Убийство Гапона относится к числу нераскрытых убийств, а по таким делам следует излагать все существующие версии. Если рассуждать с чисто логической точки зрения, нельзя исключить даже версии самоубийства Гапона. Но версия самоубийства действительно относится к числу маргинальных: её никто никогда не рассматривал всерьёз, и она не подтверждается результатами судебно-медицинской экспертизы. А вот версия о причастности к убийству Рачковского, наоборот, относится к числу распространённых. В современной исторической литературе она высказывалась во множестве исследований, в частности: в книге И. Н. Ксенофонтова «Георгий Гапон: вымысел и правда», в книге Ф. М. Лурье «Политический сыск в России», в книге В. Хазана «Пинхас Рутенберг: от террориста к сионисту» и во многих других изданиях. Неверно даже называть это «версией Бурцева», так как она высказывалась задолго до 1909 года, когда Бурцев изложил её в своём журнале. Впервые она была высказана сразу же после убийства Гапона, т. е. ещё в 1906 году, и впоследствии неоднократно воспроизводилась разными авторами. Среди рабочих-гапоновцев эта версия вообще была общепринятой, что видно хотя бы по мемуарам одного из лидеров гапоновского движения А. Е. Карелина.
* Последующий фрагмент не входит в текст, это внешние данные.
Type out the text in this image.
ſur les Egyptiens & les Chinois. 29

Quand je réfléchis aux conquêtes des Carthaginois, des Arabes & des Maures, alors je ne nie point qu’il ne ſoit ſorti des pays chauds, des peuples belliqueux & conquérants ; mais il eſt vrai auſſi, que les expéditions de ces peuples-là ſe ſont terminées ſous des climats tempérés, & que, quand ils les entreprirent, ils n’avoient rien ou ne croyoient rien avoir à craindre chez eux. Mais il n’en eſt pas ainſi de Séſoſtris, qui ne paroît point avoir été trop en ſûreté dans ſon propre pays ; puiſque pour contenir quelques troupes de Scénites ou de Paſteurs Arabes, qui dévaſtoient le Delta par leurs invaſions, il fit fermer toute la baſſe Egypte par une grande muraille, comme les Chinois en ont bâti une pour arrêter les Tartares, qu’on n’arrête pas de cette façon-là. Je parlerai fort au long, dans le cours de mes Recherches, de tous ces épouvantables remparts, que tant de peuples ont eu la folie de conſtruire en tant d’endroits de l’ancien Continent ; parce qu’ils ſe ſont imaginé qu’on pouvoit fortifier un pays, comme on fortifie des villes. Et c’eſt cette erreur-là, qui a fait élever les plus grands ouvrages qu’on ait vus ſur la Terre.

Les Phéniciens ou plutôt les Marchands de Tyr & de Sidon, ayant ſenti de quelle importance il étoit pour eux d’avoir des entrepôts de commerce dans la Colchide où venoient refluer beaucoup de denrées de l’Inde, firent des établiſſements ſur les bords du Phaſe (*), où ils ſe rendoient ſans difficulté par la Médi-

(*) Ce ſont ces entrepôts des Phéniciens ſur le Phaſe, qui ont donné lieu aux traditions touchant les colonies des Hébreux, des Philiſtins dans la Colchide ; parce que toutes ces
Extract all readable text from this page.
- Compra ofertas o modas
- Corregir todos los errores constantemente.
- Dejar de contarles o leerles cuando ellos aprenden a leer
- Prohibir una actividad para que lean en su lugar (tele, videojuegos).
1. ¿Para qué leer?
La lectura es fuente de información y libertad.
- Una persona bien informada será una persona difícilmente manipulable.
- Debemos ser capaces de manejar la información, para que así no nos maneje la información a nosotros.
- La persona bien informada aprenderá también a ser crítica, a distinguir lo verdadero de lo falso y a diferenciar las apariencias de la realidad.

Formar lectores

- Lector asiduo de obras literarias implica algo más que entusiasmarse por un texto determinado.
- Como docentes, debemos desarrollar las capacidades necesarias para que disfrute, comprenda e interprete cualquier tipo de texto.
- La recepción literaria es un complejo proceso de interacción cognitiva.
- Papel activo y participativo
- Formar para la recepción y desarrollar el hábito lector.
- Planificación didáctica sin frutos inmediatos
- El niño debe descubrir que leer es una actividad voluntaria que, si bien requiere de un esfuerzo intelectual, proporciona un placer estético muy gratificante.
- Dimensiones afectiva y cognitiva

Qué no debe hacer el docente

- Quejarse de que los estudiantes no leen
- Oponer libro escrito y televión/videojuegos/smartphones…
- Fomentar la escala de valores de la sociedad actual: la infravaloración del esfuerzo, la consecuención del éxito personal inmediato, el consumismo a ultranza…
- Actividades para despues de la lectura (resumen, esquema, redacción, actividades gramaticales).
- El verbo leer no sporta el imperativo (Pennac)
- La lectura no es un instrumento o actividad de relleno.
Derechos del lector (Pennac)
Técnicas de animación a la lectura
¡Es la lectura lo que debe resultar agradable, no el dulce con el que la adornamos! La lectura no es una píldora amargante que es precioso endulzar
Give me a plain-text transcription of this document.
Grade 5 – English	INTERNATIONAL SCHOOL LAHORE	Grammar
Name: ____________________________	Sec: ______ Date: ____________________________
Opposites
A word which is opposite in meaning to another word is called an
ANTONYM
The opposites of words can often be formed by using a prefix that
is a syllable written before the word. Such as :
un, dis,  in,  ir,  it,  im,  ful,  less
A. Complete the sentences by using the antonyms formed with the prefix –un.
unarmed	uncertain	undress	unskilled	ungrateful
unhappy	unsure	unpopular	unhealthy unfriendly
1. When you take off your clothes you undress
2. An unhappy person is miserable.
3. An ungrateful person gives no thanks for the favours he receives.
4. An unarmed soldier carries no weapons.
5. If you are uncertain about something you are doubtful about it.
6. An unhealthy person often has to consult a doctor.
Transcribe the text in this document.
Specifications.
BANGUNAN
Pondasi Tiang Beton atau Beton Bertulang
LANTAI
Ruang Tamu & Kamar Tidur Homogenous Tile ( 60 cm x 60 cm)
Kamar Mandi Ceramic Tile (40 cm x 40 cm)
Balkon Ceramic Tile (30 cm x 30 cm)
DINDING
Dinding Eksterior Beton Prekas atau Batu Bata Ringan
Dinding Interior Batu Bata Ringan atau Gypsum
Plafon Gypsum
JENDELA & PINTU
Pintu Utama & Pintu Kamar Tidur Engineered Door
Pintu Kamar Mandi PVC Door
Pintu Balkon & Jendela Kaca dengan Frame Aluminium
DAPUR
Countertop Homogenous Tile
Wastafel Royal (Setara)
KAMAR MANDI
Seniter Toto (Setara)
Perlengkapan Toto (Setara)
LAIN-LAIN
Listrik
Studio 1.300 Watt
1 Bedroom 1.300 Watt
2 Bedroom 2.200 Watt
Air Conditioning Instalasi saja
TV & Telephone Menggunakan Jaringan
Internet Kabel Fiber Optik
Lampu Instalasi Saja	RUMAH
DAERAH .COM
Версия о причастности Рачковского не возникла на пустом месте: в её пользу приводились и приводятся веские аргументы. Например, из мемуаров А. В. Герасимова следует, что Рачковский знал о готовящемся убийстве Гапона и ничего не сделал, чтобы его предотвратить. Напротив, он продолжал приглашать Гапона на встречу вместе с Рутенбергом, уже зная, что товарищи Рутенберга приготовили для него бомбу. На юридическом языке это называется косвенным умыслом, и если бы по этому делу в своё время состоялся суд, то даже тех улик, которые имеются, хватило бы на то, чтобы отправить Рачковского на каторгу. Хорошо известно также о тесной связи Рачковского с Азефом — главным организатором убийства Гапона. Рачковский знал от Азефа обо всех обстоятельствах убийства Гапона задолго до обнаружения его тела, но ничего не сделал для поимки его убийц. Опять-таки, если бы по делу Азефа в своё время состоялся суд, то и вина Рачковского была бы доказана. Всё это, на мой взгляд, свидетельствует о том, что версия о причастности Рачковского к убийству Гапона совсем не является маргинальной, а напротив, является широко распространённой и хорошо обоснованной. Следовательно, умалчивать о ней в статье о Гапоне было бы несправедливо. --Aristodem 03:17, 10 января 2011 (UTC)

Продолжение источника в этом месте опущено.